= Herbert A. Shepard =

Herbert Allen Shepard (1919–1985) was a Canadian-born American organization behaviorist and economist who made a significant contribution to Organization Development He held faculty posts at several universities including M.I.T., where he received his doctorate in Industrial Economics. He founded and directed the first doctoral program in Organization Development at Case Western Reserve; developed a residency in administrative psychiatry at Yale University School of Medicine, and was also President of The Gestalt Institute of Cleveland and The Professional Development Institute PDI Inc..

Shepard conducted the first large-scale experiments in Organization Development, while at Esso in the late fifties, and served as principal consultant to TRW Systems in the applications of behavioral science to organizations and teams. He has published widely and was chairman of the Douglas Memorial Award Committee of the Journal of Applied Behavioral Science. His research advanced our understanding of human behavior and social systems from dyads (doctor-patient or consultant-client) to organizations (synergy, alternative dispute resolution, structure, building consensus and caring about the powerless). It opened the way for further developments in the psychology of teams, leadership and interpersonal compatibility; cognitive behavior therapy, social cognitive theory (educational psychology); choice theory;"Principled Negotiation" (2022), positive psychology and organization development.

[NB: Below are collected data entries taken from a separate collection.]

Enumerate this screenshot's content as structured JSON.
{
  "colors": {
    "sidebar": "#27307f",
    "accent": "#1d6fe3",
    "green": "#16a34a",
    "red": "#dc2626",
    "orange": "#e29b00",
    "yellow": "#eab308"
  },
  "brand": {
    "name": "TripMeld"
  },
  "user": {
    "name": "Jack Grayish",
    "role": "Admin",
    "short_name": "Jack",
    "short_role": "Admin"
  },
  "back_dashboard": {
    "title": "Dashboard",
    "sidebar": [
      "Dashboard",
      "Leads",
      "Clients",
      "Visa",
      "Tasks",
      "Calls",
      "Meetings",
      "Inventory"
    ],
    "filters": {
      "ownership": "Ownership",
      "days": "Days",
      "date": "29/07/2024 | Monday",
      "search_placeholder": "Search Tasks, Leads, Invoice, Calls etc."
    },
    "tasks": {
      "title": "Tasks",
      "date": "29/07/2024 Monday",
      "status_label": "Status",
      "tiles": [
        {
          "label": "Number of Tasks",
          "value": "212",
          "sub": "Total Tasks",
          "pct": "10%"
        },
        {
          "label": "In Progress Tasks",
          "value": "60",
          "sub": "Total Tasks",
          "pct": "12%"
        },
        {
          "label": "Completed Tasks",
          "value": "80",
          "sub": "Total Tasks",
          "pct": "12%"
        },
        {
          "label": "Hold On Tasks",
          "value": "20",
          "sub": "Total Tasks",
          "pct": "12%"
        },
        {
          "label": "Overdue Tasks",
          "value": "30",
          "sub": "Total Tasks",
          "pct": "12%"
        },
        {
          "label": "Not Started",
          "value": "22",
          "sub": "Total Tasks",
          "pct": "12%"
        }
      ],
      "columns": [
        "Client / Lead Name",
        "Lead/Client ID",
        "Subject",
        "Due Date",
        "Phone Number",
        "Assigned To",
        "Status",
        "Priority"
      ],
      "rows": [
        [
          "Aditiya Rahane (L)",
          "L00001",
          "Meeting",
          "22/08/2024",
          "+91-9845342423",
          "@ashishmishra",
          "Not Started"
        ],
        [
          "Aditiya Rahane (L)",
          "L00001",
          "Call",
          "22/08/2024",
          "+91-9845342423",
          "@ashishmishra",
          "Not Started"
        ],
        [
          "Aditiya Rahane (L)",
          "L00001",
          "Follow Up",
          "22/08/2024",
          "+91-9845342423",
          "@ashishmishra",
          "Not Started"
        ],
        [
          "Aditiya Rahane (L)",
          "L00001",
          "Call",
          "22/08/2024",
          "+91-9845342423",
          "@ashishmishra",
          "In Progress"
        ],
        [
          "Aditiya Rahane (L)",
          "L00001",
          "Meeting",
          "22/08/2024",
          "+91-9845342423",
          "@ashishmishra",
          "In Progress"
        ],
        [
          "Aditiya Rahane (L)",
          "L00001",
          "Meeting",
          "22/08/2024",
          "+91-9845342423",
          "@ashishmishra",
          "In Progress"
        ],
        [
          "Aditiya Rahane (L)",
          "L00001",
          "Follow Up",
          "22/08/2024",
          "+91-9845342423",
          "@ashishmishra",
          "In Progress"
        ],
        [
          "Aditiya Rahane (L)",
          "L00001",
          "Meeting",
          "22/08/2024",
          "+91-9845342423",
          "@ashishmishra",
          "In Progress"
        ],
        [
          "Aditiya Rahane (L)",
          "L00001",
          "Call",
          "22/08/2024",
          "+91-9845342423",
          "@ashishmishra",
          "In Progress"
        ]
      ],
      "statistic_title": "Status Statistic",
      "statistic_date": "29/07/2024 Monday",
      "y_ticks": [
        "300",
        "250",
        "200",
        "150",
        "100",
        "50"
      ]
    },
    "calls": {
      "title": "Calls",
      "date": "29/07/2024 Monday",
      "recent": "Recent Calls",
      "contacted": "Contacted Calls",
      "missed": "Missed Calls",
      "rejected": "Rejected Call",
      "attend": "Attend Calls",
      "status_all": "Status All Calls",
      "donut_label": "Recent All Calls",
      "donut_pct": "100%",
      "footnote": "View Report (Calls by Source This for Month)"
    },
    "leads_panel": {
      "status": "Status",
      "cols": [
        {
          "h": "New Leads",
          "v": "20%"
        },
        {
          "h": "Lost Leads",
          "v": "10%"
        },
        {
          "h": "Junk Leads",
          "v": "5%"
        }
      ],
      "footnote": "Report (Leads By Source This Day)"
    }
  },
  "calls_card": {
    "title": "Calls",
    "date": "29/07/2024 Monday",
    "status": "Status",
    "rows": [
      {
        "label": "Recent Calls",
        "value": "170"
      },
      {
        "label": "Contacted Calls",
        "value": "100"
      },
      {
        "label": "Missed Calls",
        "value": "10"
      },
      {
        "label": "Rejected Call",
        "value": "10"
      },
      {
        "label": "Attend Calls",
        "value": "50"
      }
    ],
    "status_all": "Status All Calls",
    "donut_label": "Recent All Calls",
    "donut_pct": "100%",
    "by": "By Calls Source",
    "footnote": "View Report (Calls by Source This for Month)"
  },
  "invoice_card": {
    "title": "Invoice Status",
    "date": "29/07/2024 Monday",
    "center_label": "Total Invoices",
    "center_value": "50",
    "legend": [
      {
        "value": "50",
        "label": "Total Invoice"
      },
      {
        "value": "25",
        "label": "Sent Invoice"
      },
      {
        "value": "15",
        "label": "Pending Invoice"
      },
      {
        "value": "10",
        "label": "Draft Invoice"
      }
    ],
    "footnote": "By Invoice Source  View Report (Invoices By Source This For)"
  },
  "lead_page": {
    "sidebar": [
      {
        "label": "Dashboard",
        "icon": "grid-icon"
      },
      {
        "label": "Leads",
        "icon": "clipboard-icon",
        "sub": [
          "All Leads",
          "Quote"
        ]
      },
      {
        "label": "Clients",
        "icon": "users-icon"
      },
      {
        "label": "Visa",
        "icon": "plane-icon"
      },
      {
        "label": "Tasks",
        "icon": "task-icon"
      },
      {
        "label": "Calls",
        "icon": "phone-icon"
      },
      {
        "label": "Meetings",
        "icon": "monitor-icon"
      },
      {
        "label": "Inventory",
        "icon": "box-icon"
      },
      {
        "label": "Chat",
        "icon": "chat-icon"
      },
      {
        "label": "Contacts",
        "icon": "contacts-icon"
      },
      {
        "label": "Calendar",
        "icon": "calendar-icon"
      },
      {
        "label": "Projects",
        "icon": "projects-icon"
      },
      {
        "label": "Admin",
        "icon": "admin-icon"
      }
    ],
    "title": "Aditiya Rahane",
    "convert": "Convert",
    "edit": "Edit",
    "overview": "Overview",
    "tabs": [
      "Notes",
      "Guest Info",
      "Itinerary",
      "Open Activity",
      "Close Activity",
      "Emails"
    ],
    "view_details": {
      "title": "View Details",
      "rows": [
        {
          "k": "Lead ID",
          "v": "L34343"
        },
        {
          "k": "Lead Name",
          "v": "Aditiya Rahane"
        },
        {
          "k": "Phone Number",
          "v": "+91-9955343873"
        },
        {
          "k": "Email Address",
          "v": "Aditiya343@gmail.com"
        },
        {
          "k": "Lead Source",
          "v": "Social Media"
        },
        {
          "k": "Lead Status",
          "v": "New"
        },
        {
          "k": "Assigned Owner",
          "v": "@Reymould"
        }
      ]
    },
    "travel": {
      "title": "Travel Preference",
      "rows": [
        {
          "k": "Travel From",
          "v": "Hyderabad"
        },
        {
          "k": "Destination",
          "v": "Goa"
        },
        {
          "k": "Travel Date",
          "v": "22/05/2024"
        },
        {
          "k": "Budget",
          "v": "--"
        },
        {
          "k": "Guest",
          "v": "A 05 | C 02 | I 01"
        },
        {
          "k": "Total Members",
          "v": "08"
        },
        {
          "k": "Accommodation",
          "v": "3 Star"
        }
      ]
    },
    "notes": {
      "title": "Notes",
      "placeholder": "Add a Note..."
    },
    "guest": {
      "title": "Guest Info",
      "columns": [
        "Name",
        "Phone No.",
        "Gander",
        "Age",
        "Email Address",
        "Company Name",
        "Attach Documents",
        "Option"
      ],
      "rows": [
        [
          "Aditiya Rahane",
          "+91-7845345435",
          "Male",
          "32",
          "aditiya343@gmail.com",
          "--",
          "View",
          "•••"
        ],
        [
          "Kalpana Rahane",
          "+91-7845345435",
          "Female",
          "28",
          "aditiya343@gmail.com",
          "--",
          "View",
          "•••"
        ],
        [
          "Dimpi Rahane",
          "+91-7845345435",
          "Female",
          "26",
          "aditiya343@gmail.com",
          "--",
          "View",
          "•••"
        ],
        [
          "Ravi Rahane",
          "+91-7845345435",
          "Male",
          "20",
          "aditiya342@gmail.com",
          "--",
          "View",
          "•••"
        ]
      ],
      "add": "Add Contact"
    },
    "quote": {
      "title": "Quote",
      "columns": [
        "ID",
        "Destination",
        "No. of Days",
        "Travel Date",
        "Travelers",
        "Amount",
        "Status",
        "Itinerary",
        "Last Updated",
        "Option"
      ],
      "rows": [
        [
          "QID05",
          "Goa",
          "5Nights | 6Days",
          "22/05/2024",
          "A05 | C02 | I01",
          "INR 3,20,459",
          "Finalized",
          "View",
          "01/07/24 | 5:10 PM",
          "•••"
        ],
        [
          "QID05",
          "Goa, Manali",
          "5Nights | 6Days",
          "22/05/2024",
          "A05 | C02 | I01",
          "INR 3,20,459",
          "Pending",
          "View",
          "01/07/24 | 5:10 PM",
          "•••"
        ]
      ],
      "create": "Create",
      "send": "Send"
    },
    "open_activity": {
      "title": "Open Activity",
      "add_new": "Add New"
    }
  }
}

In management consulting, Shepard's clients included Bell-Northern Research, Syncrude, Esso (U.S., Canada, Japan), TRW, Connecticut General Life Insurance Company, Union Carbide, USAID and most of the departments of the federal governments of the US and Canada. He was instrumental in orchestrating the graceful termination of "Cold Lake 1.0" Esso's (Imperial Oil Canada) first oil-sand mega-project in Alberta Canada.